O consultor critica a falta de padronização do mercado de títulos do agronegócio. Para Vian,  o setor tem baixa transparência e falhas de governança e compliance que seriam inadmissíveis em operações internacionais.  Além de regulação estatal, ele defende autorregulação rigorosa pelo mercado e as “boas práticas” de crédito como regra. “É isso que está desmoralizando, de certa forma, o mercado de capitais de títulos do agro”, diz.

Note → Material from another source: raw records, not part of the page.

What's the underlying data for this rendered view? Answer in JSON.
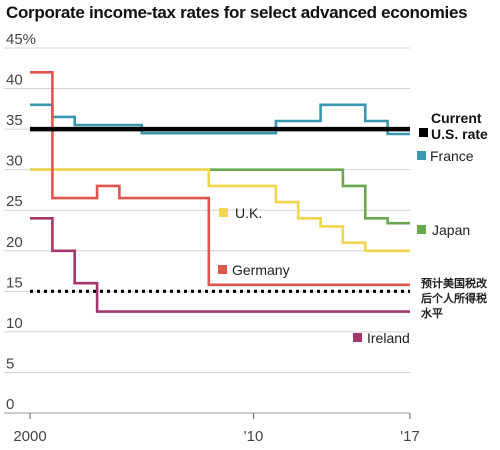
{
  "chart_data": {
    "type": "line",
    "title": "Corporate income-tax rates for select advanced economies",
    "xlim": [
      2000,
      2017
    ],
    "ylim": [
      0,
      45
    ],
    "y_ticks": [
      {
        "value": 45,
        "label": "45%"
      },
      {
        "value": 40,
        "label": "40"
      },
      {
        "value": 35,
        "label": "35"
      },
      {
        "value": 30,
        "label": "30"
      },
      {
        "value": 25,
        "label": "25"
      },
      {
        "value": 20,
        "label": "20"
      },
      {
        "value": 15,
        "label": "15"
      },
      {
        "value": 10,
        "label": "10"
      },
      {
        "value": 5,
        "label": "5"
      },
      {
        "value": 0,
        "label": "0"
      }
    ],
    "x_ticks": [
      {
        "value": 2000,
        "label": "2000"
      },
      {
        "value": 2010,
        "label": "'10"
      },
      {
        "value": 2017,
        "label": "'17"
      }
    ],
    "grid": true,
    "series": [
      {
        "name": "Japan",
        "color": "#6aa84f",
        "x": [
          2000,
          2014,
          2014,
          2015,
          2015,
          2016,
          2016,
          2017
        ],
        "y": [
          30,
          30,
          28,
          28,
          24,
          24,
          23.4,
          23.4
        ]
      },
      {
        "name": "France",
        "color": "#3a99b1",
        "x": [
          2000,
          2001,
          2001,
          2002,
          2002,
          2005,
          2005,
          2011,
          2011,
          2013,
          2013,
          2015,
          2015,
          2016,
          2016,
          2017
        ],
        "y": [
          38,
          38,
          36.5,
          36.5,
          35.5,
          35.5,
          34.5,
          34.5,
          36,
          36,
          38,
          38,
          36,
          36,
          34.4,
          34.4
        ]
      },
      {
        "name": "U.K.",
        "color": "#f2d64b",
        "x": [
          2000,
          2008,
          2008,
          2011,
          2011,
          2012,
          2012,
          2013,
          2013,
          2014,
          2014,
          2015,
          2015,
          2017
        ],
        "y": [
          30,
          30,
          28,
          28,
          26,
          26,
          24,
          24,
          23,
          23,
          21,
          21,
          20,
          20
        ]
      },
      {
        "name": "Germany",
        "color": "#e0564f",
        "x": [
          2000,
          2001,
          2001,
          2003,
          2003,
          2004,
          2004,
          2008,
          2008,
          2017
        ],
        "y": [
          42,
          42,
          26.5,
          26.5,
          28,
          28,
          26.5,
          26.5,
          15.8,
          15.8
        ]
      },
      {
        "name": "Ireland",
        "color": "#a3366e",
        "x": [
          2000,
          2001,
          2001,
          2002,
          2002,
          2003,
          2003,
          2017
        ],
        "y": [
          24,
          24,
          20,
          20,
          16,
          16,
          12.5,
          12.5
        ]
      },
      {
        "name": "Current U.S. rate",
        "color": "#000000",
        "x": [
          2000,
          2017
        ],
        "y": [
          35,
          35
        ]
      },
      {
        "name": "预计美国税改后个人所得税水平",
        "color": "#000000",
        "dashed": true,
        "x": [
          2000,
          2017
        ],
        "y": [
          15,
          15
        ]
      }
    ]
  },
  "labels": {
    "current": "Current",
    "us_rate": "U.S. rate",
    "france": "France",
    "uk": "U.K.",
    "japan": "Japan",
    "germany": "Germany",
    "ireland": "Ireland",
    "note_lines": [
      "预计美国税改",
      "后个人所得税",
      "水平"
    ]
  }
}
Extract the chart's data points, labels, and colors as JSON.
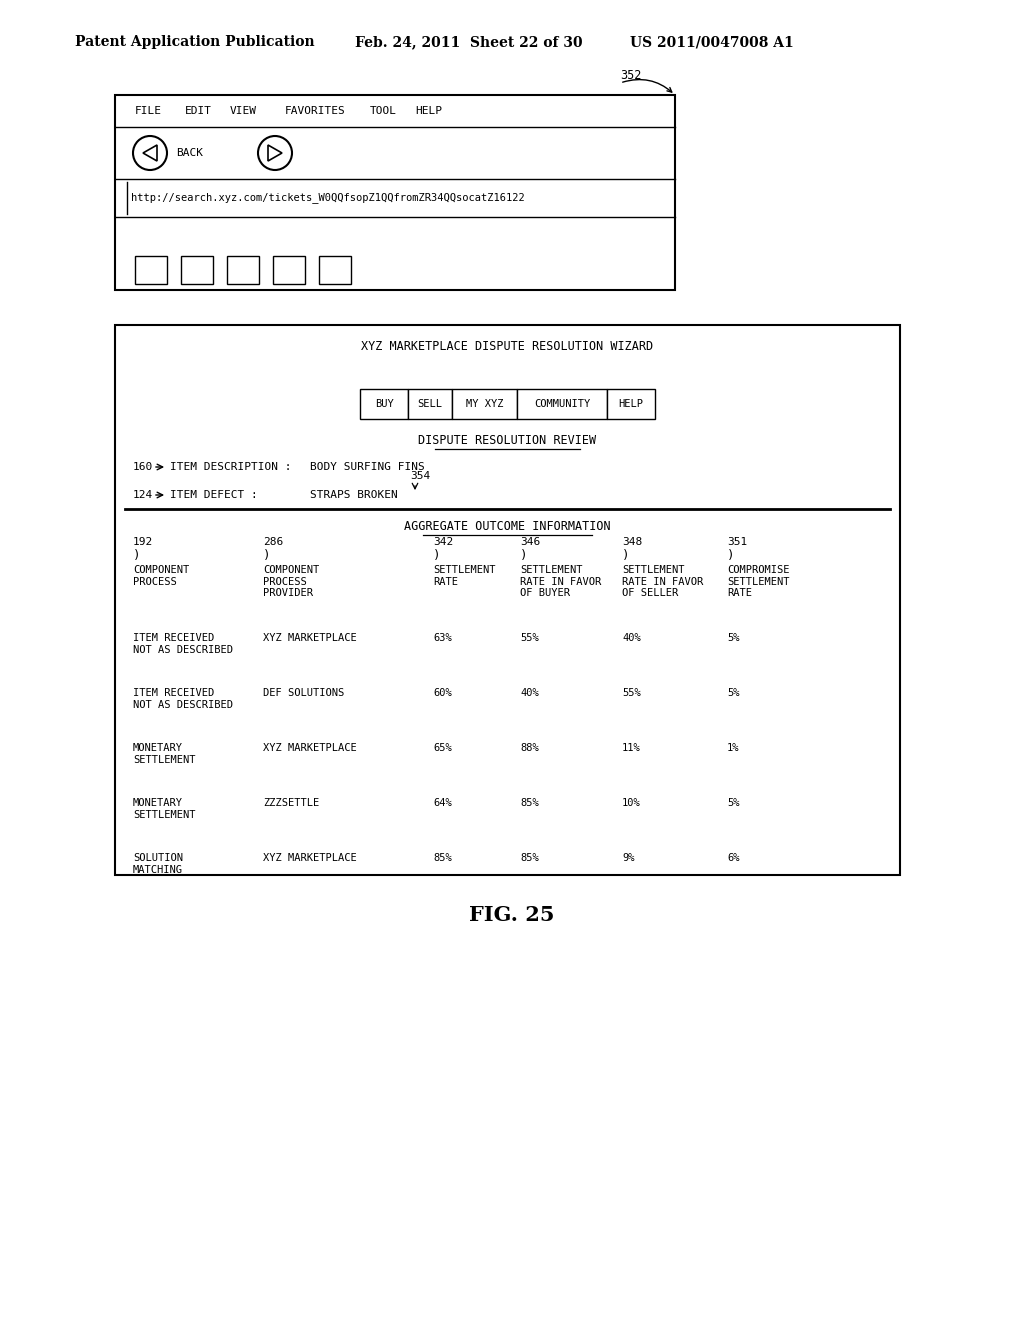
{
  "bg_color": "#ffffff",
  "header_left": "Patent Application Publication",
  "header_mid": "Feb. 24, 2011  Sheet 22 of 30",
  "header_right": "US 2011/0047008 A1",
  "fig_label": "FIG. 25",
  "browser_label": "352",
  "browser_menu": [
    "FILE",
    "EDIT",
    "VIEW",
    "FAVORITES",
    "TOOL",
    "HELP"
  ],
  "browser_url": "http://search.xyz.com/tickets_W0QQfsopZ1QQfromZR34QQsocatZ16122",
  "wizard_title": "XYZ MARKETPLACE DISPUTE RESOLUTION WIZARD",
  "nav_tabs": [
    "BUY",
    "SELL",
    "MY XYZ",
    "COMMUNITY",
    "HELP"
  ],
  "section_title": "DISPUTE RESOLUTION REVIEW",
  "item_desc_label": "160",
  "item_desc_text": "ITEM DESCRIPTION :",
  "item_desc_value": "BODY SURFING FINS",
  "item_defect_label": "124",
  "item_defect_text": "ITEM DEFECT :",
  "item_defect_value": "STRAPS BROKEN",
  "ref_354": "354",
  "table_title": "AGGREGATE OUTCOME INFORMATION",
  "col_refs": [
    "192",
    "286",
    "342",
    "346",
    "348",
    "351"
  ],
  "col_headers": [
    "COMPONENT\nPROCESS",
    "COMPONENT\nPROCESS\nPROVIDER",
    "SETTLEMENT\nRATE",
    "SETTLEMENT\nRATE IN FAVOR\nOF BUYER",
    "SETTLEMENT\nRATE IN FAVOR\nOF SELLER",
    "COMPROMISE\nSETTLEMENT\nRATE"
  ],
  "rows": [
    [
      "ITEM RECEIVED\nNOT AS DESCRIBED",
      "XYZ MARKETPLACE",
      "63%",
      "55%",
      "40%",
      "5%"
    ],
    [
      "ITEM RECEIVED\nNOT AS DESCRIBED",
      "DEF SOLUTIONS",
      "60%",
      "40%",
      "55%",
      "5%"
    ],
    [
      "MONETARY\nSETTLEMENT",
      "XYZ MARKETPLACE",
      "65%",
      "88%",
      "11%",
      "1%"
    ],
    [
      "MONETARY\nSETTLEMENT",
      "ZZZSETTLE",
      "64%",
      "85%",
      "10%",
      "5%"
    ],
    [
      "SOLUTION\nMATCHING",
      "XYZ MARKETPLACE",
      "85%",
      "85%",
      "9%",
      "6%"
    ]
  ]
}
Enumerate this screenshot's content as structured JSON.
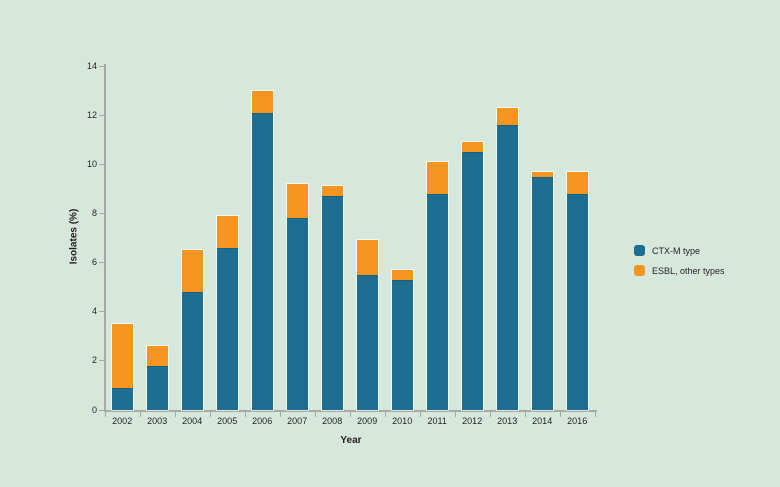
{
  "chart_data": {
    "type": "bar",
    "stacked": true,
    "title": "",
    "xlabel": "Year",
    "ylabel": "Isolates (%)",
    "ylim": [
      0,
      14
    ],
    "yticks": [
      0,
      2,
      4,
      6,
      8,
      10,
      12,
      14
    ],
    "grid": false,
    "legend_position": "right",
    "categories": [
      "2002",
      "2003",
      "2004",
      "2005",
      "2006",
      "2007",
      "2008",
      "2009",
      "2010",
      "2011",
      "2012",
      "2013",
      "2014",
      "2016"
    ],
    "series": [
      {
        "name": "CTX-M type",
        "color": "#1e6e92",
        "values": [
          0.9,
          1.8,
          4.8,
          6.6,
          12.1,
          7.8,
          8.7,
          5.5,
          5.3,
          8.8,
          10.5,
          11.6,
          9.5,
          8.8
        ]
      },
      {
        "name": "ESBL, other types",
        "color": "#f89420",
        "values": [
          2.6,
          0.8,
          1.7,
          1.3,
          0.9,
          1.4,
          0.4,
          1.4,
          0.4,
          1.3,
          0.4,
          0.7,
          0.2,
          0.9
        ]
      }
    ],
    "colors": {
      "background": "#d6e8dc",
      "axis": "#a5aaa7",
      "text": "#231f20"
    }
  }
}
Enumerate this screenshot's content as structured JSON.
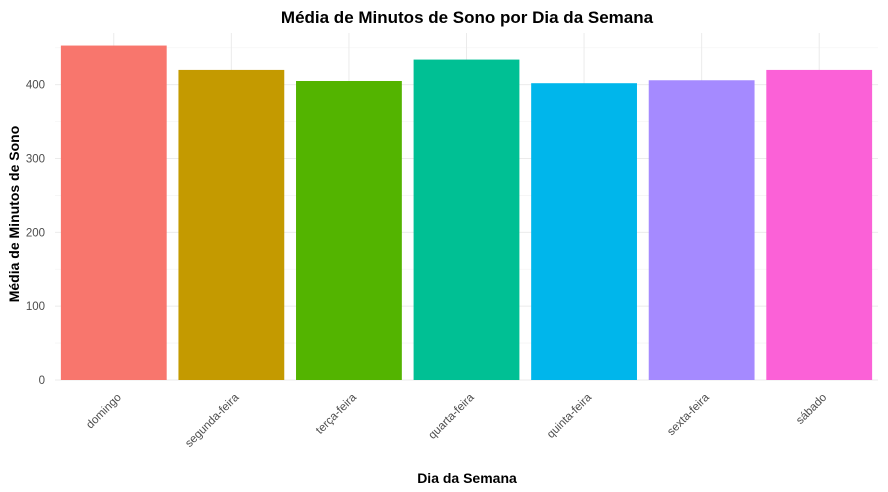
{
  "chart_data": {
    "type": "bar",
    "title": "Média de Minutos de Sono por Dia da Semana",
    "xlabel": "Dia da Semana",
    "ylabel": "Média de Minutos de Sono",
    "categories": [
      "domingo",
      "segunda-feira",
      "terça-feira",
      "quarta-feira",
      "quinta-feira",
      "sexta-feira",
      "sábado"
    ],
    "values": [
      453,
      420,
      405,
      434,
      402,
      406,
      420
    ],
    "colors": [
      "#F8766D",
      "#C49A00",
      "#53B400",
      "#00C094",
      "#00B6EB",
      "#A58AFF",
      "#FB61D7"
    ],
    "yticks": [
      0,
      100,
      200,
      300,
      400
    ],
    "ylim": [
      0,
      470
    ],
    "grid": true,
    "legend": "none"
  }
}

Os CRAs funcionam como adiantamento de recursos financeiros, com base em dívidas agrícolas que seriam pagas no futuro. Esse modelo de crédito privado tem crescido e se aproximado do volume de crédito subsidiado pelo governo destinado à atividade rural. Para o ciclo 2025/2026, o governo destinou R$ 516,2 bilhões ao Plano Safra. Já no mercado privado, o estoque de CRAs, ou seja, o conjunto de títulos em circulação, já havia superado R$ 140 bilhões em agosto de 2025, segundo a Anbima (Associação Brasileira das Entidades dos Mercados Financeiro e de Capitais).